Penso que tolerância seria mais ou menos assim. De repente, você deixasse de considerar as características não-aceitas ou rejeitadas socialmente em determinado grupo (cor, gênero, condição física ou mental, condição socioeconômica, etc...), cedendo uma parcela de consideração, e um pouquinho, em doses conta-gotas, de respeito e dignidade.

Minha concepção de tolerância é muito parecida com a de Bernard Lewis, professor de História da Universidade de Princeton. Ele defende que “A tolerância é, naturalmente, uma idéia extremamente intolerante, porque significa, eu que mando e lhe permito alguns direitos que aprecio, mas não todos, só enquanto você se comporta de acordo com os padrões que determino”. O diretor executivo do Midwest Centre for Holocaust Education, no Kansas, Jean Zeldin, propõe “que o oposto da intolerância não seja tolerância. Seja compreensão. Seja aceitação. Seja compaixão”.
Podemos, lembrar termos e frases extremamente preconceituosos que denotam tolerância, como “é um preto com alma de branco”, ou “dirige bem, apesar de ser mulher”, ou quem sabe, “ele é um bom funcionário,apesar de ser gay”.

Outro termo complicado é o “portador de necessidades especiais”. Pode parecer uma expressão bem-intencionada, mas acho deprimente quando as pessoas, por habito ou ignorância, são chamadas de “portadores”. Parece que estão carregando alguma coisa. É preciso abominar a expressão “portador”, a pessoa não porta, ela simplesmente é deste jeito, com suas potencialidades, incapacidades e limitações.
Na nossa cultura, a noção de deficiência é complexa, estando associada às idéias de imperfeição, fraqueza ou carência, criando assim, sentimentos contraditórios, que vão desde a repulsa até a compaixão.

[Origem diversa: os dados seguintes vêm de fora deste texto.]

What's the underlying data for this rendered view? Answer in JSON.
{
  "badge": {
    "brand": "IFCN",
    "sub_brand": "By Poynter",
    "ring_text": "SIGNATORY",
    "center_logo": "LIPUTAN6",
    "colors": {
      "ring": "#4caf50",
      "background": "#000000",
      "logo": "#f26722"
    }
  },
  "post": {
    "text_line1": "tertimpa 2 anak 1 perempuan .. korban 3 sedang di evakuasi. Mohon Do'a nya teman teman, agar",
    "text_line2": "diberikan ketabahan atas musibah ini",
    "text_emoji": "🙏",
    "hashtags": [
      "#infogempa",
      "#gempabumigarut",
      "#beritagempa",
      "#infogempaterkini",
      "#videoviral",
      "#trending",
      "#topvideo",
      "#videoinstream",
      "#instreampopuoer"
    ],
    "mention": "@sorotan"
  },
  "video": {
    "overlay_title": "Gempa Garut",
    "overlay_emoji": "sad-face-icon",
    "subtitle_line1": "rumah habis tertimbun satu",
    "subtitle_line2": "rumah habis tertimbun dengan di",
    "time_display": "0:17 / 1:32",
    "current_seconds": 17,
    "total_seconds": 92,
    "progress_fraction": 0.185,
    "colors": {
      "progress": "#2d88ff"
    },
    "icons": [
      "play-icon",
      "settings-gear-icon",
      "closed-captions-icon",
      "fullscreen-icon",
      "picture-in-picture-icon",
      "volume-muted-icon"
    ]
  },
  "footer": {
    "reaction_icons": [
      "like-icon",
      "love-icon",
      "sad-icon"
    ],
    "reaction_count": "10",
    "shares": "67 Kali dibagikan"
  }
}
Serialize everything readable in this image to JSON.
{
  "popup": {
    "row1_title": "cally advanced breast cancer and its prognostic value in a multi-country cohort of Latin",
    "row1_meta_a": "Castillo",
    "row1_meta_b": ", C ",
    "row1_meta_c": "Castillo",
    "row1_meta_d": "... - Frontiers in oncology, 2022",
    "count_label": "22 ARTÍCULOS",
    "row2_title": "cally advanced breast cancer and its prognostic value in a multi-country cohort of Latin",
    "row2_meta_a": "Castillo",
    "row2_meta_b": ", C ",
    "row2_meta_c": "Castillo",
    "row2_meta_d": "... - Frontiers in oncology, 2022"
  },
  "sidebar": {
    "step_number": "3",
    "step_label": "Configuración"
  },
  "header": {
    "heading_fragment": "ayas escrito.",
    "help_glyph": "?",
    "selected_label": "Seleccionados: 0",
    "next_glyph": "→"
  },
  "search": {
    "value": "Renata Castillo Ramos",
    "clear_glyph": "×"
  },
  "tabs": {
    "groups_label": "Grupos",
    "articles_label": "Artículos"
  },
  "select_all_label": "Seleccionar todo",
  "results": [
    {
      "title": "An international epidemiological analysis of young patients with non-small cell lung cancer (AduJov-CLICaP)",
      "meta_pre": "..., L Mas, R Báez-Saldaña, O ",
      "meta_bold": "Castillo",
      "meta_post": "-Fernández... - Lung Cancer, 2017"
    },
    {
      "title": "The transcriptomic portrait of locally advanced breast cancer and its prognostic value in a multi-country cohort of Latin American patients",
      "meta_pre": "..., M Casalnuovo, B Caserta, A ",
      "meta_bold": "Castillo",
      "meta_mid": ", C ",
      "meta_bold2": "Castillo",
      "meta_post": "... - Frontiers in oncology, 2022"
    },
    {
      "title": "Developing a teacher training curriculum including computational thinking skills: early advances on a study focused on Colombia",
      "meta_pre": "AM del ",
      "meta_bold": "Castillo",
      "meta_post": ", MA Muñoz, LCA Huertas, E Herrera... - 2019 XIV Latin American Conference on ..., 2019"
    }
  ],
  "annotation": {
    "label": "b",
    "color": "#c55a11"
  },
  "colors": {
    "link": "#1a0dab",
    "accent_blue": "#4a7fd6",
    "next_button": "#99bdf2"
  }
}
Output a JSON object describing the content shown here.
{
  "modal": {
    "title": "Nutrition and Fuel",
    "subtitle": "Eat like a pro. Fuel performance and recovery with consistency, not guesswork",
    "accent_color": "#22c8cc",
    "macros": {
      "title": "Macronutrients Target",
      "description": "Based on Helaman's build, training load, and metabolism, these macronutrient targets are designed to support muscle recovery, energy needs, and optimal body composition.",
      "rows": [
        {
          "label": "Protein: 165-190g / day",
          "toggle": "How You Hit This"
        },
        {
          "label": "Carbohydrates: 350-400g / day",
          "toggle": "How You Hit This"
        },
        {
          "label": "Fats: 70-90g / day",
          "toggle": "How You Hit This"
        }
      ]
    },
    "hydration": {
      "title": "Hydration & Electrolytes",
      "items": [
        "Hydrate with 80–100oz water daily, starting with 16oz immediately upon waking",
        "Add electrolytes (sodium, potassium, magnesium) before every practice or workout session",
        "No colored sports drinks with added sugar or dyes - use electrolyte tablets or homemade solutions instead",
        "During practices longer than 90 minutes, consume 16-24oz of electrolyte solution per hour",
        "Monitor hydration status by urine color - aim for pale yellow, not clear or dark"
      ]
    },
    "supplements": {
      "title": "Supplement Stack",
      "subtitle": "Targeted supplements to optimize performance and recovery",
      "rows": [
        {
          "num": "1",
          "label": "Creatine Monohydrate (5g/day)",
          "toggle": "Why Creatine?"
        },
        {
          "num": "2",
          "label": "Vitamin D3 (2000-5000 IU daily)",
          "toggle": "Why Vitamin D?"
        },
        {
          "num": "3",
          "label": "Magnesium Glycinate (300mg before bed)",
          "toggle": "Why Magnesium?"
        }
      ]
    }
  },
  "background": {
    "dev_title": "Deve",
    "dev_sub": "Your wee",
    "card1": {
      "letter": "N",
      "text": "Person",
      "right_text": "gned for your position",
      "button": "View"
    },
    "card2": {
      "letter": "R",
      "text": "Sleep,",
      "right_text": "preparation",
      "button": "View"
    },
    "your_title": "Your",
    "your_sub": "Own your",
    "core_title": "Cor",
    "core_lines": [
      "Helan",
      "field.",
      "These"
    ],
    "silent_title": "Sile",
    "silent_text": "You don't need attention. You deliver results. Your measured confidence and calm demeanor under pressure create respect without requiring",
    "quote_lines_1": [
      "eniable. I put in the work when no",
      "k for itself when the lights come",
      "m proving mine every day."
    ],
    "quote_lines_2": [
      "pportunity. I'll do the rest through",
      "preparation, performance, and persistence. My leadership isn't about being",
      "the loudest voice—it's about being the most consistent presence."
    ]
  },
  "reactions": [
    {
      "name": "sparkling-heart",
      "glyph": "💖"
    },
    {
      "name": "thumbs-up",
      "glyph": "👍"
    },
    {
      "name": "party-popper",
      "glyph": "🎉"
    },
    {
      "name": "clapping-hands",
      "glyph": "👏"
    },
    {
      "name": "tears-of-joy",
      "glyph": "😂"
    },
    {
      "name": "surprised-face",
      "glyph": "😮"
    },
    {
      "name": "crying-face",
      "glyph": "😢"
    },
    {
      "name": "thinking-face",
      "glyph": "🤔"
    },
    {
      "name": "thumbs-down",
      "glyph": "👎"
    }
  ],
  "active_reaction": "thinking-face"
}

A palavra deficiência não é negativa em si mesma, pois designa uma realidade concreta. O que precisamos fazer é saber distinguir e diferenciar a pessoa da deficiência, vendo a pessoa na deficiência e não a pessoa como um deficiente.
Se a utilização de termos “tolerantes” é complicada, imagine termos como anormal, (como se existisse alguém normal), paralítico, aleijado, mongolóide, coxo, manco, cegueta, inválido, retardado, débil mental, excepcional, imperfeito, etc. Eles são de uma desumanidade e carregam uma carga muito grande de preconceito. Estes conceitos rotuladores denotam a nossa incapacidade de compreensão ao diferente.

Na maioria das vezes é o meio ambiente e o contexto cultural e socio-econômico que determinam quem é capaz ou incapaz, ou seja, determinam a perda ou a limitação das oportunidades de participar da vida em igualdade de condições com os demais, criando barreiras diferentes para pessoas diferentes.

É bom termos consciência que, todos seres humanos em maior ou menor grau, possuem deficiências. Pare e pense sobre seus limites, sobre as coisas que você não é capaz de fazer ou apresenta alguma dificuldade de realizar. Eu por exemplo, entre ouras limitações, possuo dois graus e meio de miopia, por causa disto, não posso ser piloto, astronauta ou fazer coisas mais cotidianas como pegar um ônibus ou identificar um conhecido (a) a alguns metros de distância sem estar de óculos ou de lentes de contato. Porém, apesar desta deficiência visual, posso fazer muitas outras coisas, inclusive escrever este texto que você está acabando de ler.

P.S. Com relação a minha amiga, tenho certeza que ela é especial. Não por apresentar uma deficiência física, mas por ser este ser iluminado que espalha alegria por onde passa.